ESET is introducing ESET Threat Intelligence, a service that predicts and proactively notifies customers of real-time threats targeting their businesses so they can be more flexible when adapting to a rapidly changing threat landscape. Additionally, the service is available for the security teams of Enterprise companies as well as Security Operations Centers to analyse specific malware and provide intelligence on the functionality and impact.
ESET is rolling out this new service in the Netherlands, Poland and Spain, and in the rest of the world through 2017.
Built on a unique blend of our core disciplinary knowledge and latest technologies, ESET Threat Intelligence allows users to understand and manage business risks, mitigate threats and improve the effectiveness of their own defense systems.
“Targeted attacks, advanced persistent threats (APTs), 0-days and botnet activities – it is hard to predict a possible targeted attack or malware campaign with only the information from within the company’s networks,” says Jeronimo Varela, Director of Global Sales at ESET. “ESET Threat Intelligence provides the comprehensive intelligence ESET possesses in order to complete the overall security picture, broaden their view and close the gap between the information they have from their own network and global reality.”
Developed as a service, ESET Threat Intelligence uses evidence-based knowledge, including context, mechanisms, indicators, implications and actionable advice about existing or emerging risks to assets, which can be used to inform decisions regarding the subject’s response.

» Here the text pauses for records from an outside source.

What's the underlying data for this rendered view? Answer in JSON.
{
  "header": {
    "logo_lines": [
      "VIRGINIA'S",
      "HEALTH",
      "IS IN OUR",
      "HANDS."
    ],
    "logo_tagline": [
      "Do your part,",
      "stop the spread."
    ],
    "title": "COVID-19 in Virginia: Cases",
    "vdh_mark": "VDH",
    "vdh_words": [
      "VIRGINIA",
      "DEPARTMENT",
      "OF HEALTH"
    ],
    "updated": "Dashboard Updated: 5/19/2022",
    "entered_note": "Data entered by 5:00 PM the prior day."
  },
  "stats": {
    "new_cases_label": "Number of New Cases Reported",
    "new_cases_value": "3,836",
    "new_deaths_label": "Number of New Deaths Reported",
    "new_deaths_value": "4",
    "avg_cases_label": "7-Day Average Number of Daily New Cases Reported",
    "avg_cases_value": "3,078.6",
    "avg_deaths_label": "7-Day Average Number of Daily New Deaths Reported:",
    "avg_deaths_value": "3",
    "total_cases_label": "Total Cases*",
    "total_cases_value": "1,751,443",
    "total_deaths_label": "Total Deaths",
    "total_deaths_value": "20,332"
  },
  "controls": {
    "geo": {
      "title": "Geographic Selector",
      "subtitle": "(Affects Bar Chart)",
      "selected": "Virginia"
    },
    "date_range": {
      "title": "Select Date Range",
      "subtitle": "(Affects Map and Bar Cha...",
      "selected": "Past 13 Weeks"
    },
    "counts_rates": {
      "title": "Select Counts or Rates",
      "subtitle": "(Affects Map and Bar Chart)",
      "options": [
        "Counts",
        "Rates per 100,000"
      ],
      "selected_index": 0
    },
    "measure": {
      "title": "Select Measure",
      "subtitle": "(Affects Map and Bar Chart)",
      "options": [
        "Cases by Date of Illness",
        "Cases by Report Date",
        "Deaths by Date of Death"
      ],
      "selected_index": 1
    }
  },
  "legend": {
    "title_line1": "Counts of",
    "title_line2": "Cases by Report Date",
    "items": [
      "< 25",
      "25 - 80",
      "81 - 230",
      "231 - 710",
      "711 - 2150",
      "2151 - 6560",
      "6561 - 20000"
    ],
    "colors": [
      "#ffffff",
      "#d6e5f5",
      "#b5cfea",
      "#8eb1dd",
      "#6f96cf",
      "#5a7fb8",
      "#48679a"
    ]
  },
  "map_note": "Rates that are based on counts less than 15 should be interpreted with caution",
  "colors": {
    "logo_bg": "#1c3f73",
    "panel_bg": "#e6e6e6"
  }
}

ESET Threat Intelligence service offers the following features:
- Targeted Malware Report: Report based on custom criteria that keeps users informed about potential attacks under preparation or an ongoing attack specifically targeted against their organization.
- Botnet Activity Report: Delivers regular reporting and quantitative data about the identified malware families and variants of botnet malware which are being monitored as part of ESET Threat Intelligence.
- Sample Analysis: Users are able to upload files or hashes to generate custom reports.
- Data Feeds: Data Feeds are designed to integrate into existing Security Information and Event Management (SIEM) systems, providing an additional layer of protection. Data Feed integration makes it possible, for example, to correlate the logs coming to the SIEM from different network devices with our Data Feeds.
- Phishing Report: Based on custom criteria, it shows all data about (email) targeted phishing activities for the selected customer.
- Dashboard: It provides a basic overview about what is happening.
- API Access: Users are able to connect ESET Threat Intelligence via API with their own internal systems.
Since ESET Threat Intelligence is a service, it runs without deployment in a customer’s network infrastructure, so even non-ESET customers are able to benefit from ESET’s knowledge to strengthen the security of their organizations.